Communication-efficient distributed monitoring of thresholded counts

  • Authors:
  • Ram Keralapura;Graham Cormode;Jeyashankher Ramamirtham

  • Affiliations:
  • UC Davis;Bell Labs;Bell Labs

  • Venue:
  • Proceedings of the 2006 ACM SIGMOD international conference on Management of data
  • Year:
  • 2006

Quantified Score

Hi-index 0.00

Visualization

Abstract

Monitoring is an issue of primary concern in current and next generation networked systems. For ex, the objective of sensor networks is to monitor their surroundings for a variety of different applications like atmospheric conditions, wildlife behavior, and troop movements among others. Similarly, monitoring in data networks is critical not only for accounting and management, but also for detecting anomalies and attacks. Such monitoring applications are inherently continuous and distributed, and must be designed to minimize the communication overhead that they introduce.
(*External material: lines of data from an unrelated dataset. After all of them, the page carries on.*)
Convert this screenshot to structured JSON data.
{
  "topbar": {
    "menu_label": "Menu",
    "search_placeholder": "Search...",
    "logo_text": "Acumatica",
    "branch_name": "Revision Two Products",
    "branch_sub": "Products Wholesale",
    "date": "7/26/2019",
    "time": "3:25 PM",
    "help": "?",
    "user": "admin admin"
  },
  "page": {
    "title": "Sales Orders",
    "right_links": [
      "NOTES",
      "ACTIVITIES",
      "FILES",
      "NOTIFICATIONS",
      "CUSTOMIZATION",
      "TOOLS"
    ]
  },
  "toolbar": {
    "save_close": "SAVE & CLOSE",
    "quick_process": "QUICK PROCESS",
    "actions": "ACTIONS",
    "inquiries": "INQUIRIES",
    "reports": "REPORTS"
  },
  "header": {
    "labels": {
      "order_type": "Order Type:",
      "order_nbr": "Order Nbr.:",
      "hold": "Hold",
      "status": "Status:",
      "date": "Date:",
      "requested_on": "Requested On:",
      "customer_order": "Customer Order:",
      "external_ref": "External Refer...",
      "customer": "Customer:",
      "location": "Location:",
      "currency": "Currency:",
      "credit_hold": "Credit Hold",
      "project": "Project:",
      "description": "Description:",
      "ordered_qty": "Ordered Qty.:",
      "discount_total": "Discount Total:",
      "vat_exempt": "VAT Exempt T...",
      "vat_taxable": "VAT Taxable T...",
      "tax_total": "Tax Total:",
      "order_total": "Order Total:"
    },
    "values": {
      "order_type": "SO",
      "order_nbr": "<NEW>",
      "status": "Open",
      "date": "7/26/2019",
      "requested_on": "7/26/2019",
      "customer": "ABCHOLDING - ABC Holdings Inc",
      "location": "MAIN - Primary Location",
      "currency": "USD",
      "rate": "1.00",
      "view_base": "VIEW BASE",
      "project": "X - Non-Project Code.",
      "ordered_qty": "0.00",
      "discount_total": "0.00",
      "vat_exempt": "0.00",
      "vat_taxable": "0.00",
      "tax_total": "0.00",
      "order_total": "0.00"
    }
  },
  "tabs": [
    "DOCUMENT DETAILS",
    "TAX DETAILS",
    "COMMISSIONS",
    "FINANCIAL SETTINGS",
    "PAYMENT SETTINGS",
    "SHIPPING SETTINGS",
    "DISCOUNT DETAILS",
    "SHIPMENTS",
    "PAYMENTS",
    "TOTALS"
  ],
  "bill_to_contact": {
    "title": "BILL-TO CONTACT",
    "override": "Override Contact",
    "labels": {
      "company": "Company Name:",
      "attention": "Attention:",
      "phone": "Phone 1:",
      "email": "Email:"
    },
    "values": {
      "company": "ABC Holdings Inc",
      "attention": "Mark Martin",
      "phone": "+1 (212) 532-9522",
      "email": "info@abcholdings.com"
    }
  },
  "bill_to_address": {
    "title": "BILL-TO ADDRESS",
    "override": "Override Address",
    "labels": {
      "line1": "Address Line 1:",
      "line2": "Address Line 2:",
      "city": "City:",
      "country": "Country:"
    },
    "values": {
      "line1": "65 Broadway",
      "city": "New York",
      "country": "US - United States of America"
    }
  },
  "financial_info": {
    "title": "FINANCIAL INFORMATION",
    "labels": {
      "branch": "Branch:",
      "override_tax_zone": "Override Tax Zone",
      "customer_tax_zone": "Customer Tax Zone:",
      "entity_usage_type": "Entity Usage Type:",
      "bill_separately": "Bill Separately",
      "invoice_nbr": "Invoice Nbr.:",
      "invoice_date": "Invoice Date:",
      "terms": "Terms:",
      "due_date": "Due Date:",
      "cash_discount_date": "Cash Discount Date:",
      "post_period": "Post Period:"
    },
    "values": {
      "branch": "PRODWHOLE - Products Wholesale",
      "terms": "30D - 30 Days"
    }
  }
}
In this context we introduce and study a fundamental class of problems called "thresholded counts" where we must return the aggregate frequency count of an event that is continuously monitored by distributed nodes with a user-specified accuracy whenever the actual count exceeds a given threshold value.In this paper we propose to address the problem of thresholded counts by setting local thresholds at each monitoring node and initiating communication only when the locally observed data exceeds these local thresholds. We explore algorithms in two categories: static and adaptive thresholds. In the static case, we consider thresholds based on a linear combination of two alternate strategies, and show that there exists an optimal blend of the two strategies that results in minimum communication overhead. We further show that this optimal blend can be found using a steepest descent search. In the adaptive case, we propose algorithms that adjust the local thresholds based on the observed distributions of updated information. We use extensive simulations not only to verify the accuracy of our algorithms and validate our theoretical results, but also to evaluate the performance of our algorithms. We find that both approaches yield significant savings over the naive approach of centralized processing.